Tens of thousands of indigenous peoples, including the Muscogee Nation, were forcibly evicted from their ancestral lands by the US government between 1830 and 1850 during the devastating Trail of Tears.

Officials from the Muskogee Nation came to Alabama this week to meet with officials from the university and deliver a letter to the governor.

“The remains held by the University were left behind when our ancestors were forced to leave our ancestral homes in the Southeastern United States and other states by the nene estvmerkv or ‘road to misery’, also known as the “Trail of Tears,” David W Hill, Chief Chief of the Muscogee Nation and Chief Gary Batton wrote letters to Governor Kay Ivey.

“While no one can change the past, we hope you will help encourage others to do what is right in the present,” they added.

The Federal Native American Burials Protection and Repatriation Act 1990 requires federally funded institutions, such as universities, to return Native American cultural remains and objects to direct descendants, Indian tribes, and Native Hawaiian organizations. . However, the comeback has been slow to come.

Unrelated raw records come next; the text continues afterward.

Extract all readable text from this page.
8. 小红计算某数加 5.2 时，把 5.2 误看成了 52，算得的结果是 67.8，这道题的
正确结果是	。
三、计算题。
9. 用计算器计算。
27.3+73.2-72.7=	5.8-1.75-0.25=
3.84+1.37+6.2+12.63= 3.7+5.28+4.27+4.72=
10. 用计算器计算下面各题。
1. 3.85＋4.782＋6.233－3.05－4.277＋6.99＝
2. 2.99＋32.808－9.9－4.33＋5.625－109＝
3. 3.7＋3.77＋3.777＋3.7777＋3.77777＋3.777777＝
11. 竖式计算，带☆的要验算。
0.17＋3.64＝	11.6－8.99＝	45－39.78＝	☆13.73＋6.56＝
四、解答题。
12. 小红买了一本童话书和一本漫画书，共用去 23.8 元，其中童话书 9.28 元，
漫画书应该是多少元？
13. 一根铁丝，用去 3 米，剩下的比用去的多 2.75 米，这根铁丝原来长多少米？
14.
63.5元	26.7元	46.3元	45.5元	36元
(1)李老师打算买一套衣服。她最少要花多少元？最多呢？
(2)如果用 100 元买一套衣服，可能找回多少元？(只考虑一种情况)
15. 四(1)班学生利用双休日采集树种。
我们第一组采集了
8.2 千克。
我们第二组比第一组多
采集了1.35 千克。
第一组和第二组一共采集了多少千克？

While nearly 83,000 remains in the United States have been returned to their descendants, the National Park Service says the remains of approximately 116,000 Native Americans are still being held by institutions across the country. Many of them have not been linked to a particular tribe – a term known as “culturally affiliated” – which authorizes the return.

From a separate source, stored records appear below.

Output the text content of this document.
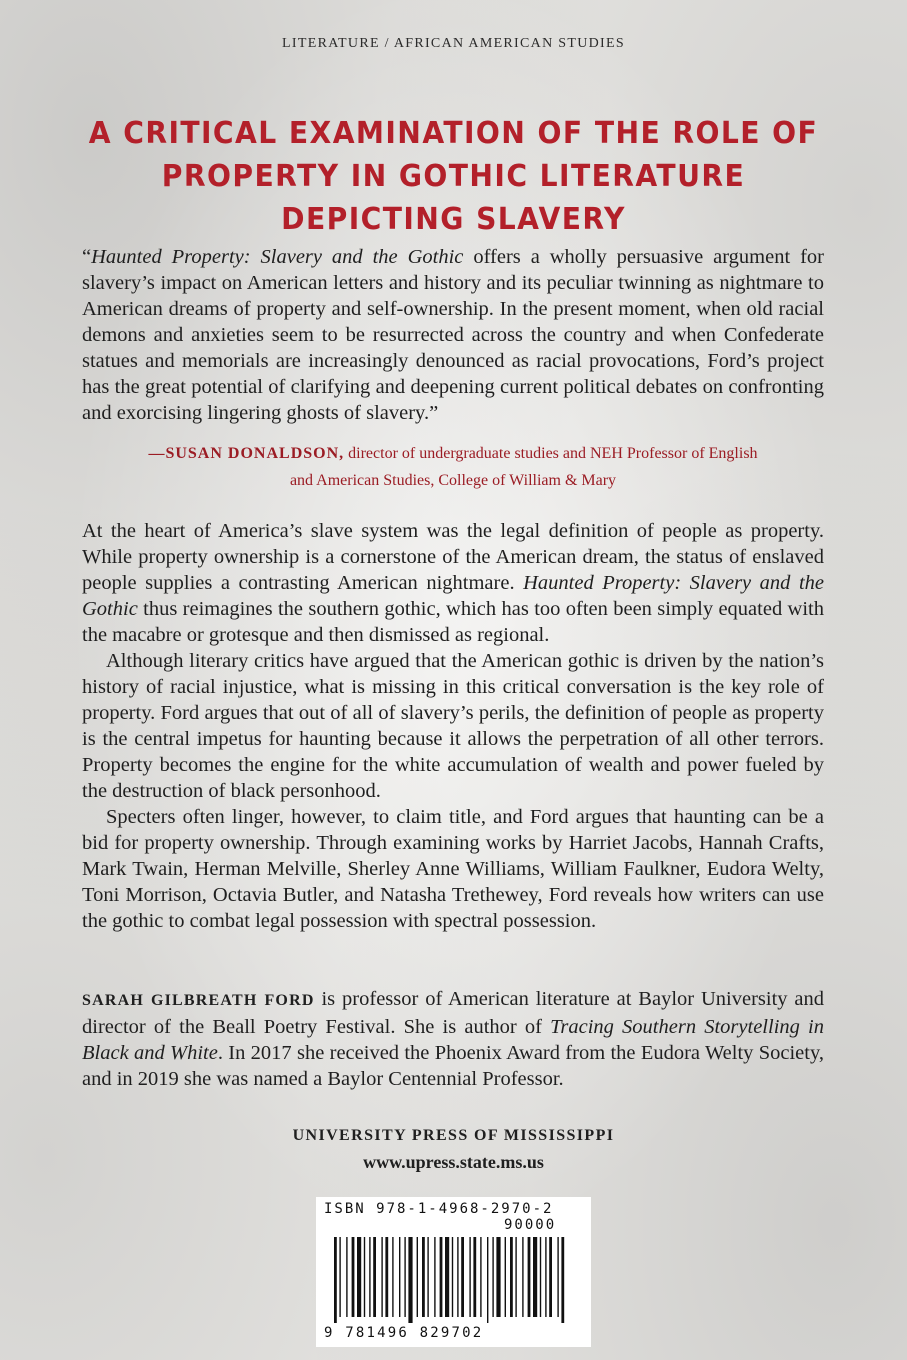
LITERATURE / AFRICAN AMERICAN STUDIES
A CRITICAL EXAMINATION OF THE ROLE OF PROPERTY IN GOTHIC LITERATURE DEPICTING SLAVERY

“Haunted Property: Slavery and the Gothic offers a wholly persuasive argument for slavery’s impact on American letters and history and its peculiar twinning as nightmare to American dreams of property and self-ownership. In the present moment, when old racial demons and anxieties seem to be resurrected across the country and when Confederate statues and memorials are increasingly denounced as racial provocations, Ford’s project has the great potential of clarifying and deepening current political debates on confronting and exorcising lingering ghosts of slavery.”

—SUSAN DONALDSON, director of undergraduate studies and NEH Professor of English
and American Studies, College of William & Mary

At the heart of America’s slave system was the legal definition of people as property. While property ownership is a cornerstone of the American dream, the status of enslaved people supplies a contrasting American nightmare. Haunted Property: Slavery and the Gothic thus reimagines the southern gothic, which has too often been simply equated with the macabre or grotesque and then dismissed as regional.

Although literary critics have argued that the American gothic is driven by the nation’s history of racial injustice, what is missing in this critical conversation is the key role of property. Ford argues that out of all of slavery’s perils, the definition of people as property is the central impetus for haunting because it allows the perpetration of all other terrors. Property becomes the engine for the white accumulation of wealth and power fueled by the destruction of black personhood.

Specters often linger, however, to claim title, and Ford argues that haunting can be a bid for property ownership. Through examining works by Harriet Jacobs, Hannah Crafts, Mark Twain, Herman Melville, Sherley Anne Williams, William Faulkner, Eudora Welty, Toni Morrison, Octavia Butler, and Natasha Trethewey, Ford reveals how writers can use the gothic to combat legal possession with spectral possession.

SARAH GILBREATH FORD is professor of American literature at Baylor University and director of the Beall Poetry Festival. She is author of Tracing Southern Storytelling in Black and White. In 2017 she received the Phoenix Award from the Eudora Welty Society, and in 2019 she was named a Baylor Centennial Professor.

UNIVERSITY PRESS OF MISSISSIPPI
www.upress.state.ms.us
ISBN 978-1-4968-2970-2
90000
9 781496 829702
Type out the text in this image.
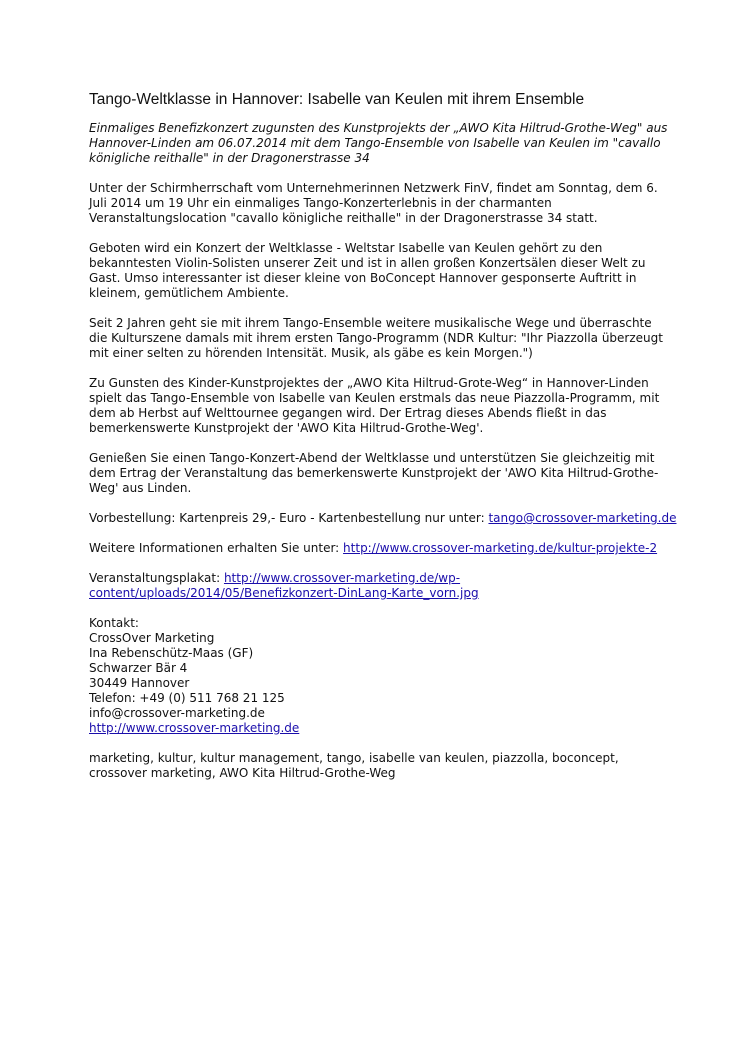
Tango-Weltklasse in Hannover: Isabelle van Keulen mit ihrem Ensemble

Einmaliges Benefizkonzert zugunsten des Kunstprojekts der „AWO Kita Hiltrud-Grothe-Weg" aus Hannover-Linden am 06.07.2014 mit dem Tango-Ensemble von Isabelle van Keulen im "cavallo königliche reithalle" in der Dragonerstrasse 34

Unter der Schirmherrschaft vom Unternehmerinnen Netzwerk FinV, findet am Sonntag, dem 6. Juli 2014 um 19 Uhr ein einmaliges Tango-Konzerterlebnis in der charmanten Veranstaltungslocation "cavallo königliche reithalle" in der Dragonerstrasse 34 statt.

Geboten wird ein Konzert der Weltklasse - Weltstar Isabelle van Keulen gehört zu den bekanntesten Violin-Solisten unserer Zeit und ist in allen großen Konzertsälen dieser Welt zu Gast. Umso interessanter ist dieser kleine von BoConcept Hannover gesponserte Auftritt in kleinem, gemütlichem Ambiente.

Seit 2 Jahren geht sie mit ihrem Tango-Ensemble weitere musikalische Wege und überraschte die Kulturszene damals mit ihrem ersten Tango-Programm (NDR Kultur: "Ihr Piazzolla überzeugt mit einer selten zu hörenden Intensität. Musik, als gäbe es kein Morgen.")

Zu Gunsten des Kinder-Kunstprojektes der „AWO Kita Hiltrud-Grote-Weg“ in Hannover-Linden spielt das Tango-Ensemble von Isabelle van Keulen erstmals das neue Piazzolla-Programm, mit dem ab Herbst auf Welttournee gegangen wird. Der Ertrag dieses Abends fließt in das bemerkenswerte Kunstprojekt der 'AWO Kita Hiltrud-Grothe-Weg'.

Genießen Sie einen Tango-Konzert-Abend der Weltklasse und unterstützen Sie gleichzeitig mit dem Ertrag der Veranstaltung das bemerkenswerte Kunstprojekt der 'AWO Kita Hiltrud-Grothe-Weg' aus Linden.

Vorbestellung: Kartenpreis 29,- Euro - Kartenbestellung nur unter: tango@crossover-marketing.de

Weitere Informationen erhalten Sie unter: http://www.crossover-marketing.de/kultur-projekte-2

Veranstaltungsplakat: http://www.crossover-marketing.de/wp-
content/uploads/2014/05/Benefizkonzert-DinLang-Karte_vorn.jpg

Kontakt:
CrossOver Marketing
Ina Rebenschütz-Maas (GF)
Schwarzer Bär 4
30449 Hannover
Telefon: +49 (0) 511 768 21 125
info@crossover-marketing.de
http://www.crossover-marketing.de

marketing, kultur, kultur management, tango, isabelle van keulen, piazzolla, boconcept, crossover marketing, AWO Kita Hiltrud-Grothe-Weg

The settlement of Moundville predates modern tribes, but the Seven Tribes maintain that they are related by lineage and language. Tribal officials are calling on the Native American Burial Protection and Repatriation Review Committee to declare the site culturally affiliated with the tribes in order to pave the way for the return of the remains. A hearing is scheduled for next week.

“We still have a lot of work to do in the South East. Only 26% of the ancestor remains that were unearthed or excavated in the southeastern states were returned or repatriated to the tribes through the NAGPR process, ”said Butler.

Dalton said the University of Alabama will provide more suggestions on “the most productive and efficient way to meet the pending joint demand.”

“We hope that by joining the tribes in consultation, all parties can reaffirm their common goals of honoring and preserving the cultural heritage of the Moundville civilization,” Dalton wrote.

The tribe is asking for the return of the remains and items taken from Moundville since 2018 and “so far have failed to secure a legitimate return,” they wrote.

“We hope the university will do the right thing. We hope the state urges the university to do the right thing, ”Muskogee Creek Ambassador Jonodev O. Chaudhuri said.